I understood that, felt that as an actress too. Sometimes I took roles to escape and sometimes I took roles to understand. With Gloria, it felt like both. I didn’t believe in the afterlife, yet, it felt like this role had a straight line to my recently dead mother. I could still remember the warmth of my mother’s smile when a new Gloria Diamond book would come out and she’d rush to Vroman’s to buy it. I felt tears welling up again just thinking about it and I bit them back, determined not to cry in front of Emily, or Will again.

“Oh!” Emily exclaimed, digging through her bag. “I almost forgot, I brought a few pictures.”

Pictures. Jackpot!

She pulled two worn Polaroids from her oversize purse and handed me the first one: a young Gloria, dressed all in black as Emily had said. Her hair was, what I assumed to be her natural color, a light brown, the color of honey. She wore it in a high ponytail, big bangs teased up and framing her forehead. She had her arm around a very young Emily, who in contrast to Gloria, wore a hot-pink oversize sweatshirt.

“This is great,” I said. I asked her if she minded if I snapped a photo with my phone to study later and she shook her head. When I was finished, she traded me for the other photograph. This one was a group of maybe ten of them in what looked like a bar. They stood in front of some very ’80s wood paneling, in two rows, a few of them holding on to frosted mugs of beer. “Were these all the writers at the conference?” I asked Emily.

She pulled up a pair of readers from a bejeweled chain around her neck, and then reexamined the photo. “Yes,” she said. “All except this one. This was a friend of Gloria’s who we ran into at the bar that night.”
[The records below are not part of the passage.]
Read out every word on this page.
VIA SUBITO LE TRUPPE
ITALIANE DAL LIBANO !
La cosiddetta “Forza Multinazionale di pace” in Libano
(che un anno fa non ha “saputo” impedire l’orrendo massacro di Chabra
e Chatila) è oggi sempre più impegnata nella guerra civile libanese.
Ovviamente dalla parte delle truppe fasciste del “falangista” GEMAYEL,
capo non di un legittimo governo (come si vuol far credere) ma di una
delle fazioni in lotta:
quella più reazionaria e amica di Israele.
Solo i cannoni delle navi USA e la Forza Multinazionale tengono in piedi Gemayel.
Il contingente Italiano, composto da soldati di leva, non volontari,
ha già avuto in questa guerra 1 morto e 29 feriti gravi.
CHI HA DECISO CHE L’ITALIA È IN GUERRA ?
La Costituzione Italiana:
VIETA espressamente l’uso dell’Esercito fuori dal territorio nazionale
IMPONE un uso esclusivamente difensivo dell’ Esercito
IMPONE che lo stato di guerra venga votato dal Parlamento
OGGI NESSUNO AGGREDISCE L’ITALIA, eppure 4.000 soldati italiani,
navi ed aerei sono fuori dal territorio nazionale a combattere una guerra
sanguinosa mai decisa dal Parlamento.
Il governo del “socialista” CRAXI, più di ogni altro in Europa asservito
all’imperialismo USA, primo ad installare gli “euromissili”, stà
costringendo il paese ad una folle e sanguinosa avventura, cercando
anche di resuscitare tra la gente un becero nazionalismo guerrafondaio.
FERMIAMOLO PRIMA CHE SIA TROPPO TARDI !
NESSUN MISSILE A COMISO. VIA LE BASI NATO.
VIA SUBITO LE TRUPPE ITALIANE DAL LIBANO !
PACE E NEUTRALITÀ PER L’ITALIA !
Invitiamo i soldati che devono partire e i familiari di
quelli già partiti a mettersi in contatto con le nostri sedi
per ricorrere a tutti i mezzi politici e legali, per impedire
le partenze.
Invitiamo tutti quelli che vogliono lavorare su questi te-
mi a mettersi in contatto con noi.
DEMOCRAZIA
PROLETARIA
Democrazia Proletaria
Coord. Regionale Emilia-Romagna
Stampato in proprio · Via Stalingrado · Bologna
She pointed to someone in the back row, next to Gloria. Half his face was covered by a taller guy in front of him, but he looked vaguely familiar. I turned and met Will’s eyes, and his raised eyebrows told me he was thinking exactly what I was. This kind of looked like the man in the photograph I’d found on Gloria’s diamond-studded desk.
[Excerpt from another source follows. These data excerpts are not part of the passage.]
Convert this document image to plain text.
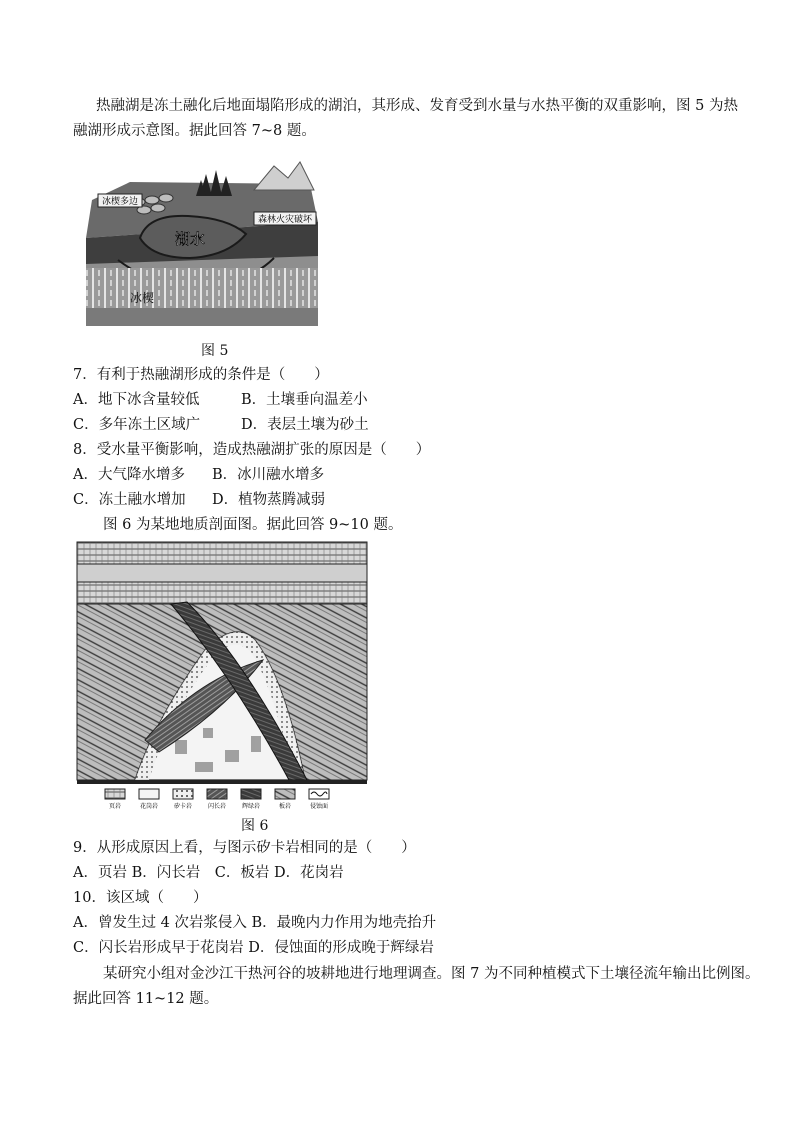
热融湖是冻土融化后地面塌陷形成的湖泊，其形成、发育受到水量与水热平衡的双重影响，图 5 为热
融湖形成示意图。据此回答 7~8 题。
冰楔多边
森林火灾破坏
湖水
冰楔
图 5
7．有利于热融湖形成的条件是（　　）
A．地下冰含量较低	B．土壤垂向温差小
C．多年冻土区域广	D．表层土壤为砂土
8．受水量平衡影响，造成热融湖扩张的原因是（　　）
A．大气降水增多 B．冰川融水增多
C．冻土融水增加 D．植物蒸腾减弱
图 6 为某地地质剖面图。据此回答 9~10 题。
页岩	花岗岩	矽卡岩	闪长岩	辉绿岩	板岩	侵蚀面
图 6
9．从形成原因上看，与图示矽卡岩相同的是（　　）
A．页岩 B．闪长岩　C．板岩 D．花岗岩
10．该区域（　　）
A．曾发生过 4 次岩浆侵入 B．最晚内力作用为地壳抬升
C．闪长岩形成早于花岗岩 D．侵蚀面的形成晚于辉绿岩
某研究小组对金沙江干热河谷的坡耕地进行地理调查。图 7 为不同种植模式下土壤径流年输出比例图。
据此回答 11~12 题。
“Do you know his name?” I asked.

Emily thought about it. Then shook her head. “I don’t remember. It was an old friend of hers from college, I think. And we just happened to run into him at the bar—actually I think he might’ve worked there—and then he joined us for drinks. There were a lot of drinks that night.” She laughed, and then she took a small sip of her mediocre wine as if to emphasize her point.

“And you and my mother...you stayed close after that week?” Will asked her.

Emily shook her head. “I wouldn’t say close. We certainly have kept in touch here and there over the years. We both ended up back here in Seattle by some weird fate, but we don’t see each other often.” I guessed that explained how she had never met Will. She stopped talking and finished off her mediocre sauvignon blanc. “I’m so excited for her success, though. A movie about her life!” she added cheerily. Then she turned and smiled at me. “And Margaret freaking Moon.”